Elul 8 5775 – August 23 2015



Goodbyes are hard. But can be made easier with clarity, intent, grateful presence of heart and mind. During these days of Elul it’s a privilege and obligation to make sure we leave as few as our interactions with the people in our lives undone. Especially the ones more fragile.

On the 8th day of this Prepent journey I’m wrapping up a week long London visit, having escorted my mother for her walk up and down memory lane. She revisited the neighborhood where she was born, the graves of her parents, grandparents, siblings and cousins; walked in the park she played in as a child 80 years ago, and in a different park where she brought me when I was a baby, to play in my granny’s lap. We spent meaningful moments with relatives and with each other. But the main reason for the trip was for my mother to spend quality time with her older brother Jack, 92, a globe trotter, famed book collector and industry giant, now frail and home-bound. Come what may, it is wise to say goodbye. So often we are too scared to do this sacred tender work or simply do not get the chance.
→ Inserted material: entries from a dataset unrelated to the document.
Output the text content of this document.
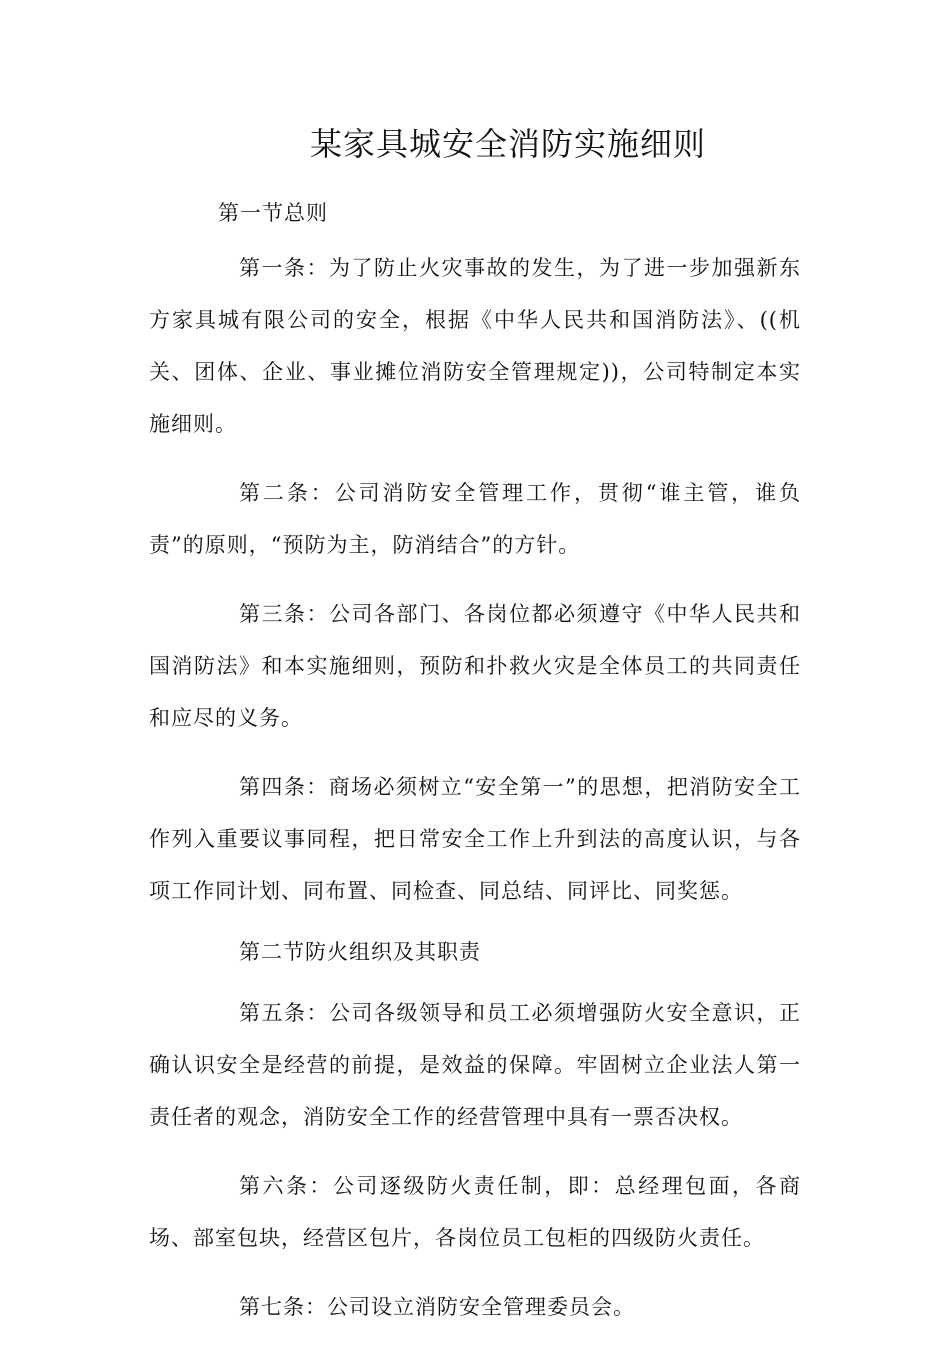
某家具城安全消防实施细则

第一节总则

第一条：为了防止火灾事故的发生，为了进一步加强新东方家具城有限公司的安全，根据《中华人民共和国消防法》、((机关、团体、企业、事业摊位消防安全管理规定))，公司特制定本实施细则。

第二条：公司消防安全管理工作，贯彻“谁主管，谁负责”的原则，“预防为主，防消结合”的方针。

第三条：公司各部门、各岗位都必须遵守《中华人民共和国消防法》和本实施细则，预防和扑救火灾是全体员工的共同责任和应尽的义务。

第四条：商场必须树立“安全第一”的思想，把消防安全工作列入重要议事同程，把日常安全工作上升到法的高度认识，与各项工作同计划、同布置、同检查、同总结、同评比、同奖惩。

第二节防火组织及其职责

第五条：公司各级领导和员工必须增强防火安全意识，正确认识安全是经营的前提，是效益的保障。牢固树立企业法人第一责任者的观念，消防安全工作的经营管理中具有一票否决权。

第六条：公司逐级防火责任制，即：总经理包面，各商场、部室包块，经营区包片，各岗位员工包柜的四级防火责任。

第七条：公司设立消防安全管理委员会。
This past year has been one of farewells in our family. My father died in December at the age of 88. My mother’s oldest sister Evelyn, 104, passed away a few months later.

So spending time with Jack, for her – and to an extent, for me, is about as much of closure as possible, with time for laughs, and songs, sighs and goodbye. A tender privilege, last legacies shared and recorded. Hopefully they both live on, for years to come. But just in case, the gradual advance in years requires attention. The writing is on the wall.

“What is your favorite prayer?” I asked him on Friday night, as the men assembled in the private prayer room he had installed in his house so many years ago. “Aleinu” he answered, with a half smile, “it’s near the end.”

“What are you most proud of?” his daughter asked him the next day. “Marrying your mother.” He replied. He loved his wife but had been a widower for the last 40 years. “Not the library?” we asked, surprised. “No.” he replied after a long silence. “Not as much.” My uncle’s book collection has been so important to him, with the most recent volume just released highlighting prized pieces: The Writing on the Wall: A Catalogue of Judaica Broadsides from the Valmadonna Trust Library.


But for him, at this point in life, it isn’t about that.

This reminded me of this quote I recently read:

“All real life is meeting, taught the philosopher Martin Buber. That’s what makes us truly human. I always thought, Buber wrote, that I want to die with a book in my hand. Now I know at the end of my life, that I want to die with another human hand in mine.” (Robert Levine, There is No Messiah and You are It)

Who knows what will happen when and how. The least that we can do, with this annual timeline/deadline looming, is leave as few as possible loose ends, honor our loved ones and elders, take time to visit or call and make each moment matter for the rest of this life. The Book of Life is not authored by us.

Who’s on your short list of closure?

Reach out: With tender, honest, simple kindness, with less fear of death and more love of every little precious bit of life.